Mic Wakeup: San Juan’s mayor blasts Trump, bump stocks and the fake science behind #TheyFeelPain

Impact

It’s Thursday, Oct. 5. Here are three stories you need to read.

San Juan’s mayor has had enough of Trump

Puerto Rico was left devastated after taking a direct hit from Hurricane Maria, a Category 4 hurricane that hit the U.S. territory on Sept. 20. Since then, the island and the people living there have been virtually cut off from the rest of the world, with few supplies, services and little fresh water trickling in to help. And on Tuesday, San Juan Mayor Carmen Yulín Cruz let the world know just how poorly she believes President Donald Trump is dealing with the situation.

“There was no exchange with anybody, with none of the mayors,” Cruz told MSNBC about Trump’s limited time on the island. “In fact, this terrible and abominable view of him throwing paper towels and throwing provisions at people, it does not embody the spirit of the American nation. That is not the land of the free and the home of the brave, that beacon of democracy that people have learned to look up to across the world.” 

To sum it up, Cruz called the visit “insulting” to the people of Puerto Rico.

How can I help Puerto Rico? Charity Navigator has a number of organizations listed that are openly asking for your money, time and donations.

Bump stocks were meant to help disabled marksmen. Instead, they’re being used by mass shooters.

Allen G. Breed/AP

Bump stocks, a device invented in 2010, were supposedly meant to help disabled people better fire a gun. However, as the deadly Las Vegas shooting proved, that’s not how they are being used.

As Mic explained, bump stocks assist shooters looking to mimic the speed of an automatic rifle. It works by replacing a firearms stock with a sliding stock and trigger guard and essentially “bumps” the shooter’s finger against the trigger at a very high speed. And 12 of these devices were found in the hotel room of the Las Vegas shooter.

“The Slide Fire simply allows you to shoot as fast as you want to,” Slide Fire inventor Jeremiah Cottle told Guns America in 2011. “It just helps you fire the gun in semi-automatic very fast. You don’t need an auto-sear. You can fire the gun yourself as fast as you want.”

Though North Carolina gun store manager Dorothy Royal told the AP in 2013 that she has sold the product to wounded vets, she estimated that about 70% of those purchasing the weapon add-on have no visible disability.

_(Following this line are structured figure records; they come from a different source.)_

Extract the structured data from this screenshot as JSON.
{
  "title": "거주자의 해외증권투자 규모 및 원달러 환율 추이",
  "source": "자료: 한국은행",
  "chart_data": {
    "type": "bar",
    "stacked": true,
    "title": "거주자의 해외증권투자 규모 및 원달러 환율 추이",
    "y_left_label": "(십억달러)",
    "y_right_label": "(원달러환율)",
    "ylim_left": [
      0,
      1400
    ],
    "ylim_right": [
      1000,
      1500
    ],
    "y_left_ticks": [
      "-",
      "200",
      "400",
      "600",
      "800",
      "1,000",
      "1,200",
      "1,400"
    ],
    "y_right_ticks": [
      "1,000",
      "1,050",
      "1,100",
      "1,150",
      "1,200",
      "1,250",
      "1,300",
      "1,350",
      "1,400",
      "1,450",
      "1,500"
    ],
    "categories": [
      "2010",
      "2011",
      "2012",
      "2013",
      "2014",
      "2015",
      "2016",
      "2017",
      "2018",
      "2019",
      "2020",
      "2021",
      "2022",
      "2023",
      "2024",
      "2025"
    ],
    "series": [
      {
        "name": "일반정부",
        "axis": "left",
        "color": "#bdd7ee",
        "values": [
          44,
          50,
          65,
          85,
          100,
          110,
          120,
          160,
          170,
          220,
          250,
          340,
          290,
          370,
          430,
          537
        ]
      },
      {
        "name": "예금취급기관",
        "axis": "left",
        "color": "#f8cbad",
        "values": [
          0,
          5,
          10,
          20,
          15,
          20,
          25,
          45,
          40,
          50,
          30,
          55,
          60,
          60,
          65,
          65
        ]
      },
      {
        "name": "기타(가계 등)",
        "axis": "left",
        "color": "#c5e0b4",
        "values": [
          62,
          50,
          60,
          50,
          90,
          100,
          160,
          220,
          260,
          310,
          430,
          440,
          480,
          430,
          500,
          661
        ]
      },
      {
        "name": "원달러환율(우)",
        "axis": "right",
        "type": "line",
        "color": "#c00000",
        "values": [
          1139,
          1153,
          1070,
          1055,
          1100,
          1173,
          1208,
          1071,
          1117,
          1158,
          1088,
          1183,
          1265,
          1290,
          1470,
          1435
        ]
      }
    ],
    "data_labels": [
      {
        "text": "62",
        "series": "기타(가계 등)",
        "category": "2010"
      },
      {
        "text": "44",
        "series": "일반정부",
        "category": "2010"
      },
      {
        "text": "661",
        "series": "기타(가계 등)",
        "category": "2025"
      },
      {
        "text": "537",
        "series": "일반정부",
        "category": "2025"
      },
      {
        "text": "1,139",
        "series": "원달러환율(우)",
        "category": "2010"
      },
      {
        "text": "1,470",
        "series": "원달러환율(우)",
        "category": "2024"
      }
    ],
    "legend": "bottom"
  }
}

Can we get rid of bump stocks? Sen. Dianne Feinstein (D-Calif.) is trying to do just that. On Wednesday she introduced legislation that will ban the sale and usage of bump stocks and other devices that allow certain weapons to mimic automatic ones.

The 20-week abortion ban is built on fake science

On Tuesday, the House of Representatives passed legislation that could ban abortions after the 20-week mark and send violators to prison for years. While it’s unlikely that it will pass in the Senate, it’s key to understand that this bill, along with similar bills that came before it, are built around pseudo-science that isn’t recognized in the general medical community.

“Neurologically, the science is pretty incontrovertible,” Sara Imershein, an OB-GYN in Washington, D.C., said in a phone interview. “We do not believe that a 20-week fetus can perceive pain. There are nerves, but the connections are incomplete and can’t register pain. … It’s a political myth.”

The goal of the bill is to ban any abortions after the 20-week mark because that is when they believe a fetus begins to react to pain and “recoil” as an adult human would. However, doctor after doctor and study after study proves this to be untrue.

“As a doctor, you read [this bill] and you’re like, ‘What are you talking about?’” Anne Davis, an obstetrician, gynecologist and the consulting medical director for Physicians for Reproductive Health, said. “They’ve used fetal pain over and over again as a justification for different types of abortion bans. On its face, it doesn’t make any sense. We have good, solid science that the brain isn’t capable of feeling pain.”

Does this have any chance of passing? As Mic previously reported, the bill will likely be struck down in the Senate.